THAI’s new safety measures will affect larger travellers and parents with small children
Thai Airways have introduced airbags for premium passengers, but if your waist is more than 142cm (56in) then you’ll have to sit in the cheap seats because you won’t fit in business class.
Larger passengers will not be able to fasten the new seatbelts, which come equipped with airbags, the airline, which is known as THAI, says.
The devices, fitted on THAI’s new Boeing 787-9 Dreamliners, will also make it impossible for a small child to sit on a parent’s lap. Parents who wish for their children to sit on their lap will also be unable to fly premium.
It is hoped that the airbags will reduce the risk of a passenger’s head hitting the seat in front in the case of a sudden impact. Sensors are used to deploy the airbag up and away from the passenger to provide protection to the head, neck and torso.
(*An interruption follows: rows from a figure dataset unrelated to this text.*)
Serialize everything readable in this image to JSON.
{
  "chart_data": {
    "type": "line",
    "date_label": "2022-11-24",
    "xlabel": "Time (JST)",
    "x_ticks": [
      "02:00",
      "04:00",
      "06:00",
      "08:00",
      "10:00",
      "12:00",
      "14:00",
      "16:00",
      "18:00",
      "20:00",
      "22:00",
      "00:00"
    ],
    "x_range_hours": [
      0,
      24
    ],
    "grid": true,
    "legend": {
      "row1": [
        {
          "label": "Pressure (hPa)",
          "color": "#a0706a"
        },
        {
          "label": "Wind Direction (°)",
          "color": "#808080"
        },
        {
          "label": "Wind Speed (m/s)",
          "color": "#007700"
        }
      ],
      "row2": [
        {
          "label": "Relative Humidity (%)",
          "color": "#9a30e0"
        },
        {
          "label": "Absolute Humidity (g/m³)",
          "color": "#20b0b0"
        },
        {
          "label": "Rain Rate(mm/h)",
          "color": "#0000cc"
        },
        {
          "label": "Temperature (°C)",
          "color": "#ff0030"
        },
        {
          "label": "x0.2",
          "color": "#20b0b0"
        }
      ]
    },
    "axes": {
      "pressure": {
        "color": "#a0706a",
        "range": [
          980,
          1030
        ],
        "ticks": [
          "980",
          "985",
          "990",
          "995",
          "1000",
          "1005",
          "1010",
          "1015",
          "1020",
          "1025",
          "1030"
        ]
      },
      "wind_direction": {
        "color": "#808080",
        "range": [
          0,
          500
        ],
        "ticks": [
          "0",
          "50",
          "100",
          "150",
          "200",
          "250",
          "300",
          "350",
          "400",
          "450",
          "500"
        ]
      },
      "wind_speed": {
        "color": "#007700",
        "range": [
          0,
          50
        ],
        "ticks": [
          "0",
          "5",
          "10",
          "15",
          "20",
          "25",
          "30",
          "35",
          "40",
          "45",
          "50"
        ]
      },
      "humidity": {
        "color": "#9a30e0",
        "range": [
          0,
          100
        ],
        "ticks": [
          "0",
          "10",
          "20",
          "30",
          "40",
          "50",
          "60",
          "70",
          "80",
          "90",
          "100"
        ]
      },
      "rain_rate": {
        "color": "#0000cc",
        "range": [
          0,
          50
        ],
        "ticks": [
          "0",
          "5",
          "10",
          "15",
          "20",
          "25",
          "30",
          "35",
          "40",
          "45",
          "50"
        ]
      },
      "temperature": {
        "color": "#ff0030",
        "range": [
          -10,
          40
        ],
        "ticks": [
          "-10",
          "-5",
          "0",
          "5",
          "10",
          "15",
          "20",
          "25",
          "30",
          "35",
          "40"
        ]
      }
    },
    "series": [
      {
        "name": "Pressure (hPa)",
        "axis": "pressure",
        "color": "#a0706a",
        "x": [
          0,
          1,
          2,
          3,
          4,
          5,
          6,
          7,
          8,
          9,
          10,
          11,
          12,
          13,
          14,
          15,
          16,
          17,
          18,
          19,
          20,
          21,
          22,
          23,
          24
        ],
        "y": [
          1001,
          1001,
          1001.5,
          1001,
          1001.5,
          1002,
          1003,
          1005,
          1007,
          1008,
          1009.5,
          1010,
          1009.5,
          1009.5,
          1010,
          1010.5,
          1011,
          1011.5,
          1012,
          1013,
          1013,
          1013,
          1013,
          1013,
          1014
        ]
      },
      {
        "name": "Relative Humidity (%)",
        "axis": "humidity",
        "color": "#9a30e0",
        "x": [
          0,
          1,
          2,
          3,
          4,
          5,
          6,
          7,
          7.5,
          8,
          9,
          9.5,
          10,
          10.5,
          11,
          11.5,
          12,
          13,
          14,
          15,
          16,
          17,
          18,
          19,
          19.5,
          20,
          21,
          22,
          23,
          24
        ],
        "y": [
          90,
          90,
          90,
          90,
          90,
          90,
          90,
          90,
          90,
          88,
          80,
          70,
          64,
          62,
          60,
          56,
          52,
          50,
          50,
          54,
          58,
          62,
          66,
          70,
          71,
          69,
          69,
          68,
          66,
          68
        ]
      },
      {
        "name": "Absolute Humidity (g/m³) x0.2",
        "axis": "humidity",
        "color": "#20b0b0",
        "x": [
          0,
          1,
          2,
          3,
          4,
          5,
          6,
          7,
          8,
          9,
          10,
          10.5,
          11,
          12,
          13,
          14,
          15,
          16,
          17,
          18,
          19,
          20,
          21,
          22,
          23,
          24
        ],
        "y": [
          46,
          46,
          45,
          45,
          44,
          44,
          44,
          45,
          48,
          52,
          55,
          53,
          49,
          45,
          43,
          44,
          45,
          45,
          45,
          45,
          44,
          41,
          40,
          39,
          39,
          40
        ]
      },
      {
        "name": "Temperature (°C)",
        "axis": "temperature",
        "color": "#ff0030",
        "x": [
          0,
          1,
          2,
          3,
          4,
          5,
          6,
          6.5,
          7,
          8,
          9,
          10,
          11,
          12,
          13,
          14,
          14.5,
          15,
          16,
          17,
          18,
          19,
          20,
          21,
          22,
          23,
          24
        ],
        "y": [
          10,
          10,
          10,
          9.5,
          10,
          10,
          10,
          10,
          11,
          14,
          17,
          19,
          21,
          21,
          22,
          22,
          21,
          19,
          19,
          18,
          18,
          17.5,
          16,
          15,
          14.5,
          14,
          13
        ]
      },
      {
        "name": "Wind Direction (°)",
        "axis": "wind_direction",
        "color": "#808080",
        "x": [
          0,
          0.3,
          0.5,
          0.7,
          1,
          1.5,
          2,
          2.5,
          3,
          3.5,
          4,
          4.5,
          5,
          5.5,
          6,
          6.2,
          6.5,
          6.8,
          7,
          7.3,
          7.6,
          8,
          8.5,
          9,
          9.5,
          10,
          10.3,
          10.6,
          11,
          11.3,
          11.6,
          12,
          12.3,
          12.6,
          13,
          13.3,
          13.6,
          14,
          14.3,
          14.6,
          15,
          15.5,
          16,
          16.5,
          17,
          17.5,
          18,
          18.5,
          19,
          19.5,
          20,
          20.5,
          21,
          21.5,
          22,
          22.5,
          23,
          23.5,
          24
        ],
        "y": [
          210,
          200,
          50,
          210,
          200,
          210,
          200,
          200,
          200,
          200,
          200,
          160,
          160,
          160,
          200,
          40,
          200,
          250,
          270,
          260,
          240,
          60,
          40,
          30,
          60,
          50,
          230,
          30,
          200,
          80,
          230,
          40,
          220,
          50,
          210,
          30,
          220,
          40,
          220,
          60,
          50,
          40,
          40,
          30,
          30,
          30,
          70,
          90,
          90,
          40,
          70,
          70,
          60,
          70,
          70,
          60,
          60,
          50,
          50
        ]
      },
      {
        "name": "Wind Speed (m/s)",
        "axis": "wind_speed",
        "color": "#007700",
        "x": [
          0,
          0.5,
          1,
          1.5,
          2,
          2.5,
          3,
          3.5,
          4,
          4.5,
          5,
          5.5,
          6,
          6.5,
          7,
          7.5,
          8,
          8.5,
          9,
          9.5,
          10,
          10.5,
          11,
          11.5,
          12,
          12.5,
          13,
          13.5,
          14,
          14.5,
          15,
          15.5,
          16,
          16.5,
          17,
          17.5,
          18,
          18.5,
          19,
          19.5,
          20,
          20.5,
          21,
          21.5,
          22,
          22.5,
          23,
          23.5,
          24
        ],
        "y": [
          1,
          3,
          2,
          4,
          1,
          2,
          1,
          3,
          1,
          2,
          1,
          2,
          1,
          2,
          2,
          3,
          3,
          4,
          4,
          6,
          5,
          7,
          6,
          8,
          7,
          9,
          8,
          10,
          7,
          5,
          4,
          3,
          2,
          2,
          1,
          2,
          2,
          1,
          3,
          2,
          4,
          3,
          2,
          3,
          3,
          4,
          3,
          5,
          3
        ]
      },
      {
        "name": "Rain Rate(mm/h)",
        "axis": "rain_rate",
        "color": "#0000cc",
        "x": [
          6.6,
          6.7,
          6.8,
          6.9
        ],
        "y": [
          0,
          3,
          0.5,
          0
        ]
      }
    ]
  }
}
The manufacturer, AmSafe, says over 150,000 seatbelt airbags are currently in use on more than 100 airlines.
Flt Lt Prathana Pattanasiri, vice president of THAI’s aviation safety, said the seatbelts meet US Federal Aviation Administration safety standards, according to the Bangkok Post.
In most cases, seatbelt extenders are used to accommodate larger passengers and small children. However, their use reduces the protection provided by the airbag.
Saree Ongsomwang, secretary-general of the Foundation for Consumers, said the seat belts amount to discriminatory treatment. She said: ”No matter where you sit, regardless whether in cheap or expensive seats, equal safety must be in place.”
THAI are not the first airline to enact restrictions on overweight passengers. Finnair now weigh passengers voluntarily before they board, while the now-defunct Samoa Air introduced a pay-by-weight scheme in 2013.